#2 When we talk about plagiarism, what are we talking about? What about rhetoric?
What is the relationship between the two?
We don't really discuss rhetoric in this way, as connected to everything, but it is. Since it is, it is really important to be able to use the same language as one another, particularly if we are talking about a strand of ethics that is running through the building.
I went to the NJAIS a couple of years ago at Peddie, and the speakers, from several departments at Lawrenceville, were talking about their rhetoric across the curriculum program, and the rhetoric of science, the rhetoric of math, the rhetoric of the arts. Because these teachers used the same language, it worked.

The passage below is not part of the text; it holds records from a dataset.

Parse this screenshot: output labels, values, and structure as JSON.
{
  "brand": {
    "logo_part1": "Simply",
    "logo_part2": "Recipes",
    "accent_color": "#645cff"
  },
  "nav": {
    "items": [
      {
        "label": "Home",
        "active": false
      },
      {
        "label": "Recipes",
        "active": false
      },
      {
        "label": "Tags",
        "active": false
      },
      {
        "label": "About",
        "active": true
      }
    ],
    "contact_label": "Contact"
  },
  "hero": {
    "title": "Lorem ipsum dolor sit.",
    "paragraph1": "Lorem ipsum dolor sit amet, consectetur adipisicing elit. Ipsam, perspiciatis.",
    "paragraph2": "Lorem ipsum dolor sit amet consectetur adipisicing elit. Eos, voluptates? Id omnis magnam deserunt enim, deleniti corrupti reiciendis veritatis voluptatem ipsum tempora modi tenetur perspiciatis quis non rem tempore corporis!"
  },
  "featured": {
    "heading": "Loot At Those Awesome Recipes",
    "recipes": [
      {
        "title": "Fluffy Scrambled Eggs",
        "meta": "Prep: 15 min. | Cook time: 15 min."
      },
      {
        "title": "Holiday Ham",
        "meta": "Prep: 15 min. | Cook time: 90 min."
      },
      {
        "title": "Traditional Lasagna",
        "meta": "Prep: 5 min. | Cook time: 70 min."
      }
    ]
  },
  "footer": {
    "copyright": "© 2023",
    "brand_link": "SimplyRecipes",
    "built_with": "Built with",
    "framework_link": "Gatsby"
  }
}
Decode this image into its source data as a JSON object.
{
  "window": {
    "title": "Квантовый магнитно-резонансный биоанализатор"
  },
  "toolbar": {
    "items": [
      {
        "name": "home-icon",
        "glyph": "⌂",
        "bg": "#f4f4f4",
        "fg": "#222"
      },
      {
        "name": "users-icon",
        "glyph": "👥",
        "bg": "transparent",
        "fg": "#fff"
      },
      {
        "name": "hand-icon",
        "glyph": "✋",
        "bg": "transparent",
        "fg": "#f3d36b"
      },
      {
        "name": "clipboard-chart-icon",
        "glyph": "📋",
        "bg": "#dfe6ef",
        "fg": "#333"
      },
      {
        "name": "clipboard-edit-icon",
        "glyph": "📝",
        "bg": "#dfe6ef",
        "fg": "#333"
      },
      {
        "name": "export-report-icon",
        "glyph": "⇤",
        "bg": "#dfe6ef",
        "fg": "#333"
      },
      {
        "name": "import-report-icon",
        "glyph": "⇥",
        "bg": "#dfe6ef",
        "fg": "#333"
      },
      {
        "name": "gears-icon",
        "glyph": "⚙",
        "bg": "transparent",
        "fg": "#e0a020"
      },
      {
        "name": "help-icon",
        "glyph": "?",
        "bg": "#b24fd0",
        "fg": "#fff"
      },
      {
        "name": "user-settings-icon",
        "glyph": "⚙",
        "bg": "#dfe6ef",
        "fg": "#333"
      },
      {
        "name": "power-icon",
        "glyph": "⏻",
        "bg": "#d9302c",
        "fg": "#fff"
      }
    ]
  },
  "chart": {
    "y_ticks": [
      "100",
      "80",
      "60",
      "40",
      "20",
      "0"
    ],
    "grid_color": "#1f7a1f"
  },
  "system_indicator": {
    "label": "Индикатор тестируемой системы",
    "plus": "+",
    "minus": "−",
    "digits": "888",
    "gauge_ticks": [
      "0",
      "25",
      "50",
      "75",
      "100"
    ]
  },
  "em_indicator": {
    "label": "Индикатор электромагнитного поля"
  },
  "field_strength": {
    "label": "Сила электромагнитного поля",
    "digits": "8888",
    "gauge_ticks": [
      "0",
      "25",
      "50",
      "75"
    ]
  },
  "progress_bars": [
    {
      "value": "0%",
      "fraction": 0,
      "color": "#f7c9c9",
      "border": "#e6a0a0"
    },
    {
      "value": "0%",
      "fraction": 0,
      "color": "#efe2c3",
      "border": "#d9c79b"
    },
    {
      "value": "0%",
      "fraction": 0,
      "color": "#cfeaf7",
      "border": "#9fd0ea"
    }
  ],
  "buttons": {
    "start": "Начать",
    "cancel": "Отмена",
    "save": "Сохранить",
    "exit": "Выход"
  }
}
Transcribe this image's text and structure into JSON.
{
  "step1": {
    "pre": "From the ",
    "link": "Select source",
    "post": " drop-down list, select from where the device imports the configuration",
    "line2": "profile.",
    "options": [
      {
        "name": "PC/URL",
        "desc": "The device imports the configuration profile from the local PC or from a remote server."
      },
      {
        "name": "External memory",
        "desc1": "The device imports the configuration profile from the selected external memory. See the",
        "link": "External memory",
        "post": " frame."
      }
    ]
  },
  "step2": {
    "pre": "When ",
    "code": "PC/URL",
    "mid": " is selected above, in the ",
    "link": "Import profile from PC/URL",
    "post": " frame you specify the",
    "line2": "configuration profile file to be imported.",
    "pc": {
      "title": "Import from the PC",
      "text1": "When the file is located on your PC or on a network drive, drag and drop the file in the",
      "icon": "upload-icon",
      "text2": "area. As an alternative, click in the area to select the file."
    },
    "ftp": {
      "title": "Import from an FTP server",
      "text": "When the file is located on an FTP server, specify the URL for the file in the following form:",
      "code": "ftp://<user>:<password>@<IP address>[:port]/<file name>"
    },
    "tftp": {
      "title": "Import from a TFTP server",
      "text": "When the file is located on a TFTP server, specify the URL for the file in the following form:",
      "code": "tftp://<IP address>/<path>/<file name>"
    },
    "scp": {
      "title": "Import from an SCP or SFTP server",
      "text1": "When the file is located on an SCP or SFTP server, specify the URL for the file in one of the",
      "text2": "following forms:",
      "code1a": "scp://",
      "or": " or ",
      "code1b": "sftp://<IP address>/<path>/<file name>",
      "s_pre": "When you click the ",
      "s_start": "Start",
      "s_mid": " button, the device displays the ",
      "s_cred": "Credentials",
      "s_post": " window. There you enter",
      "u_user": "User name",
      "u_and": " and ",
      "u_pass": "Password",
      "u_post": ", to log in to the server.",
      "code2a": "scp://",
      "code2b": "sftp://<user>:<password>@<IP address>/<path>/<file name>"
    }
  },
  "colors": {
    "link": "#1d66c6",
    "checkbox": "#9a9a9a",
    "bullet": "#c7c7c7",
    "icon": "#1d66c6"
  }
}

I think that different departments need to use the same language with regard to persuasiveness, or rhetoric, and different departments need to use the same language with regard to ownership of learning in a 1:1 environment.
I don't think we need to use the same technology tools, but I think we need to know when we are breaking the rules and when we aren't, and I think we need to use similar language for plagiarism-type infractions, especially when they are related to technology.
In other words, inappropriate sharing of ideas online needs to look the same, or be called by a similar name, in history and in art.
Sharing ideas can make one effective; rhetoric can be born of collaboration. Citing sources or influences can help one to be more rhetorically effective, as well as morally just. Thus technology can help students to see the relationship between ethical behavior and good writing, or good grades, and then by the distributive property see the relationship between ethical behavior and good grades.